The frustrating thing is that these moments are just that ... MOMENTS. For the most part, he's still capable of living at home, and wants to be at home. He likes his cats and his visiting caregivers. I can't afford to move a full-time caregiver (or, more likely, multiple "trading-off" caregivers) to be there 24 hours a day to prevent the one or two unsafe things he might do over a month-long period.
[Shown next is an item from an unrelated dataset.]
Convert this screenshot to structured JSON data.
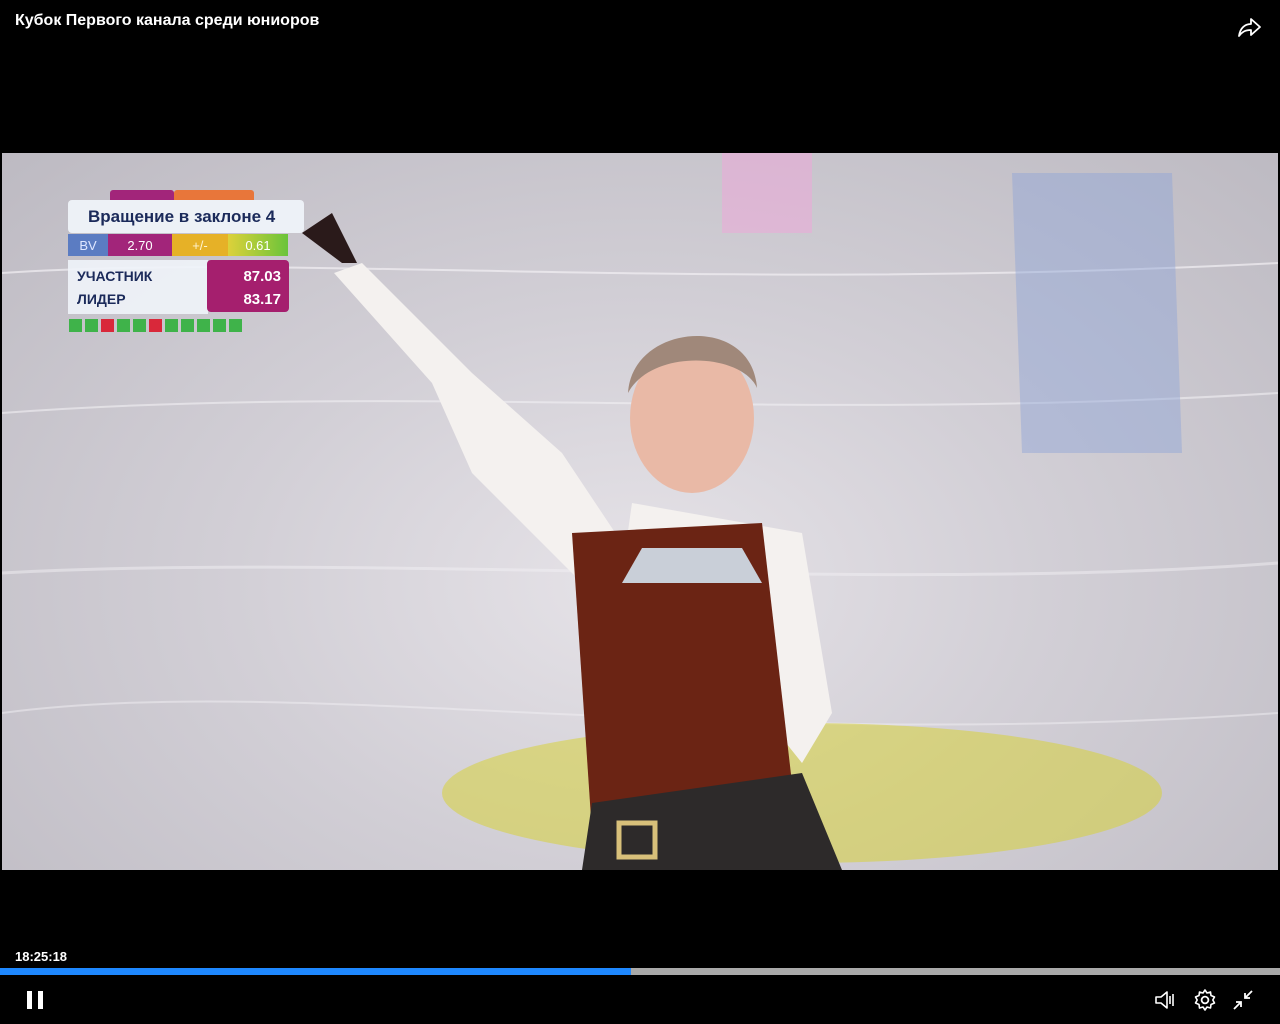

But I EQUALLY hate the thought of making him unhappy by forcing him out of his house and into a group living environment (particularly the sort he will ultimately need, because I'd think he'd be depressed and frightened by the constant reminders of what's in store for him on his own journey).

I keep thinking, yeesh, here he is, living in this 4-bedroom house by himself. Surely there's someone else (or multiple someones) in his town of the same cognitive level who ALSO would be better off with supervision but aren't quite ready for "lockdown dementia care" either ... it would sure be nice if I could connect with THEIR frustrated children and see if there wasn't some way to share caregiver costs. I completely understand that something like this would not work where full caregiver attention needed to be on a single client ... but for someone who just needs someone to be in the house to tell him that he's NOT out of cat food when he misbelieves that he is ... or needs someone to cook for him because it's not safe for him to operate the stove himself ... it seems that "care sharing" would be really beneficial.

Does anyone know of any reputable "connection"-type services like this? I think I'd be a bit leery of trying to use something like Craigslist. :-( I just have this (probably completely unrealistic) vision of people just like my Dad sitting in their equally empty houses with their kids trying just as hard to figure out how to stretch limited dollars to "cover" as many hours of having another pair of eyes just in the same house during the day as possible.

Maybe it's just not possible because people's "level of care" needs change at different rates, and then what do you do? But it just seems as if there's got to be a better alternative to this "all or nothing" approach ... I don't know. I'm probably just rambling. Would be interested to hear if anyone else has toyed with this or tried it, and how it worked out, or didn't?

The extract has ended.